Here are four examples. I went to the kanji list for WK, went to the last set (Level 60) and took the first two. I then looked up both of them in all three of the post-processed corpora I have here.

The first one, 煩 (annoy) appears in all three. In wiki it’s rank 4 (out of 11) making it a 1.5 star, it appears only twice in all of NHK EZ giving it 0 stars there, and it occurs only 369 times in the file you sent, making it a 0.5 star.

The next one, 蛮 (barbarian) does not appear at all in your corpus or the NHK EZ corpus, making it also rank 0 in both of those. It shows up as a rank 4 in wiki though, just like the other one.

Both of those are JLPT N1 kanji.

I did the same thing with the first 2 level 60 WK vocab words, 娘婿 (adopted son in law) and '解剖学 (anatomy). Your corpus is the only one I have with vocab right now, and neither of these words appear in it at all – so, right now, they would be 0-star vocab words.

Four more, these are the first two from level 1 for kanji and vocab.

上. above. JLPT N5. wiki:5star, nhk:5star, stella:5star
下. below. JLPT N5. wiki:5star, nhk:3.5star, stella:5star
大人. adult.JLPT N5. wiki:never, nhk:never, stella:3.5star
一人. alone. JLPT N5. wiki:never, nhk:never, stella:0star (my rank… it is rating 1 in your file. It appears only 244 times.)

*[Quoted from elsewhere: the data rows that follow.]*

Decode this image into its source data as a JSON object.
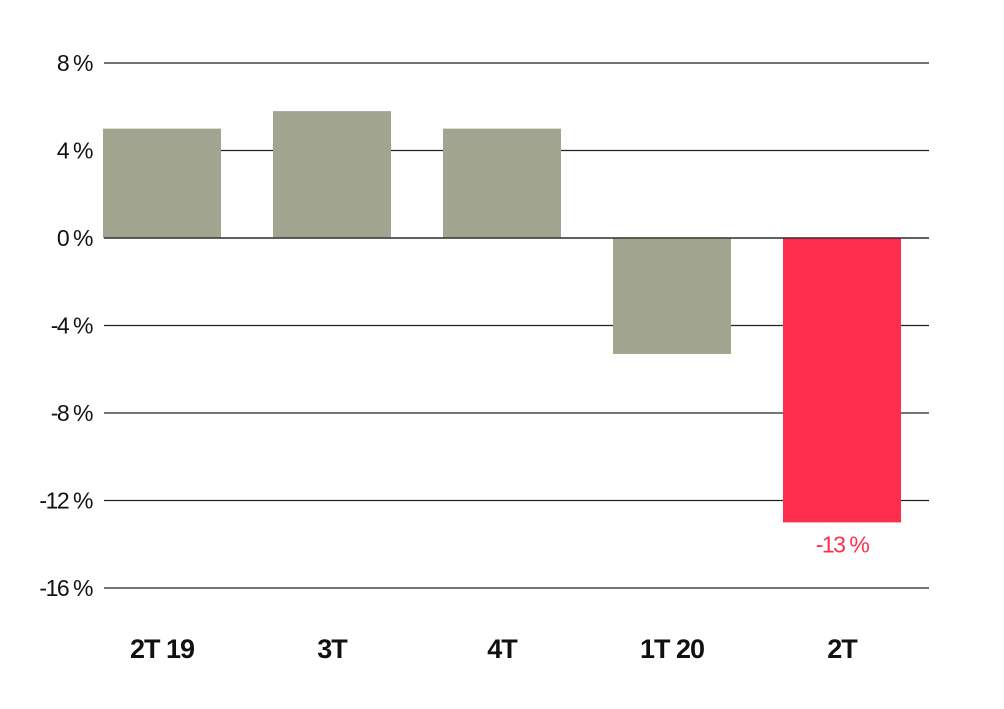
{
  "chart_data": {
    "type": "bar",
    "categories": [
      "2T 19",
      "3T",
      "4T",
      "1T 20",
      "2T"
    ],
    "values": [
      5.0,
      5.8,
      5.0,
      -5.3,
      -13.0
    ],
    "ylim": [
      -16,
      8
    ],
    "yticks": [
      8,
      4,
      0,
      -4,
      -8,
      -12,
      -16
    ],
    "ytick_labels": [
      "8 %",
      "4 %",
      "0 %",
      "-4 %",
      "-8 %",
      "-12 %",
      "-16 %"
    ],
    "grid": true,
    "highlight_index": 4,
    "data_labels": [
      {
        "index": 4,
        "text": "-13 %"
      }
    ],
    "colors": {
      "bar": "#a1a48f",
      "highlight": "#ff2d4d",
      "grid": "#222222",
      "text": "#111111"
    }
  }
}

Hey, cool, thanks for running this down. I’m assuming when you say “stella” you mean the novel corpus? And those stars are based on your algorithm, right? My ratings were included in that JSON, I’d be curious how they compare…

  • 上 - 5 stars
  • 下 - 5 stars
  • 大人 - 4 stars
  • 一人 - 1 star

Yeah, well I mean, it’s trivial for me to include these in the files so I will. You’re free to ignore them, but I think I’m pretty convinced. At least for for demonstration purposes try including both and see how it looks.

In the meantime I’ll work towards pairing down that list to only the ones included in WK, and putting more than one corpus into the blob. Thanks so much for digging into this with me!

Right, the stars are my ranking, ‘stella’ is the file you sent me (the full one, not the small one).

For the files, you can put what you want in there, just don’t change the structure please (adding more fields is fine of course), and keep it to one corpus per file for now if you would. If there are existing vocab lists you want to use, you can point me to them or run them through your own processing first then send them my way.

I’m interested in solving the puzzle, no thanks required!

Alright! Trucking right along. Here’s a link to a google drive directory I’ll be dumping these per-corpora json blobs into. I trimmed down the novels one considerably, so I recommend re-downloading. Additionally, I put up the full wikipedia one as well. I expect I’ll need to keep toying with these, but they look pretty solid right now. I’m going to keep going with the words, and then I’ll double-back and retool for Kanji probably later.